Inner thigh muscles tighten because of activities where gripping is required, such as horse riding.  It’s not usually a circumstance in which one would stop to stretch out either! Another culprit activity is cycling in which you draw the thighs inwards to control the bike and rarely open them wide.  If your legs can’t fall 90 degrees or more away from each other when you have your heels up against the wall (Wall Straddle), you know the abductors are tight.  Some low back pain comes from having overly tight abcuctors and can also pull your knees out of alignment – knocking them inwards, which has consequences for the ankles and causes pronation in the feet.  You are also more susceptible to groin injuries. Weak glutes will also contribute to an imbalance of muscular tension as overactive adductors and hip flexors often go hand in hand with weak gluteus maxims, medius and minimus.
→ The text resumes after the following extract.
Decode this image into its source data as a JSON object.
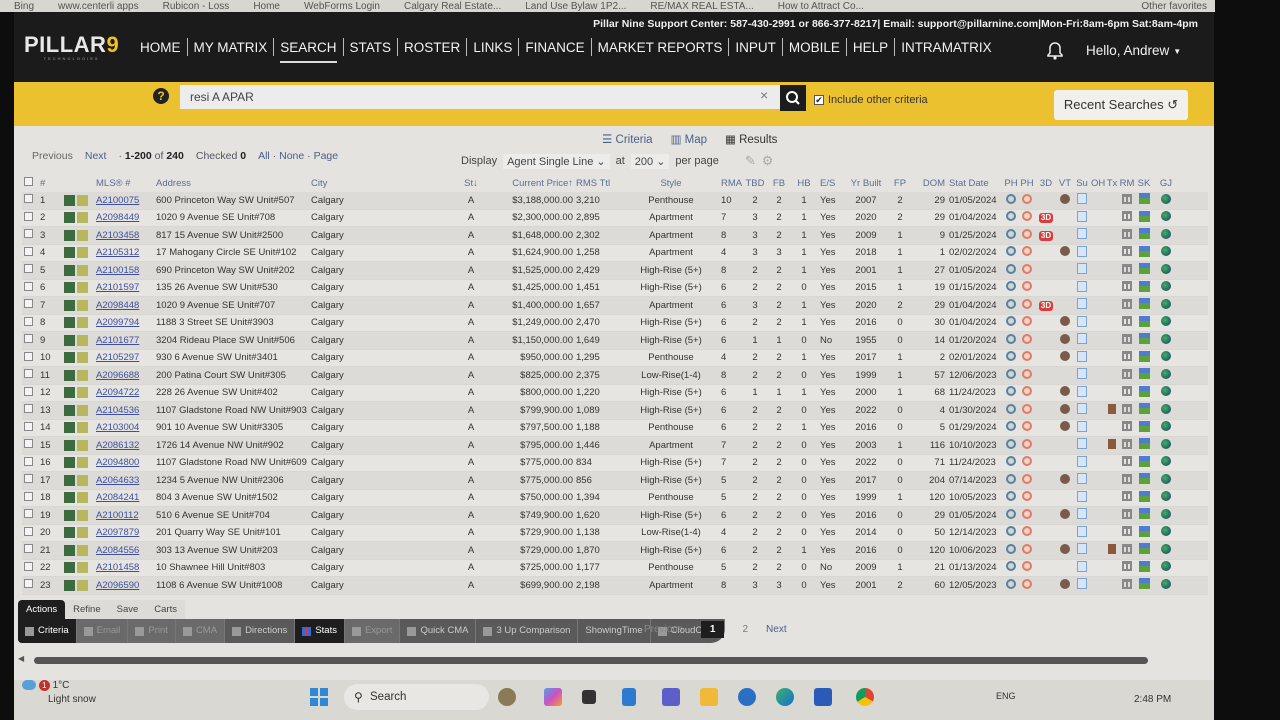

The situation in the pelvis is not helped by the lack of Oestrogen as we age.  It’s not only muscles whose structure and function is changed by a lack of our womanly hormone but ligaments and tendons which attach these tight adductors to our bones are also affected (see this article).  Generally speaking we focus on bone loss as a result of oestrogen deficiency as we age but more recently, research has shown that the muscular skeletal system is equally effected, especially because we have reduced elasticity in the connective tissues. Just a little sit in Easy Cross-legged Pose (Sukhasana) may highlight some hip tightness and groin and inner thigh restriction.  If you commit to doing this on the floor whilst watching TV, for even a short time each day, it will help ease out tightness in the groin and inner thigh but it’s not going to be a quick fix and may take a lot of practice to increase your range of movement.  You can also try some of the other poses we did this week at home using our class Plan – available here. Please only do this if you have already had instructions from me in class as not every teaching point is in the plan.

Hormone replacement therapy (HRT) is an obvious therapeutic intervention to counteract some of the negative aspects of menopause but if this is not recommended for or by you, there are other measures to take.  Further to your participation in Yoga and Fitness classes, it is important to address nutritional deficit by adding phytoestrogens and calcium to your diet.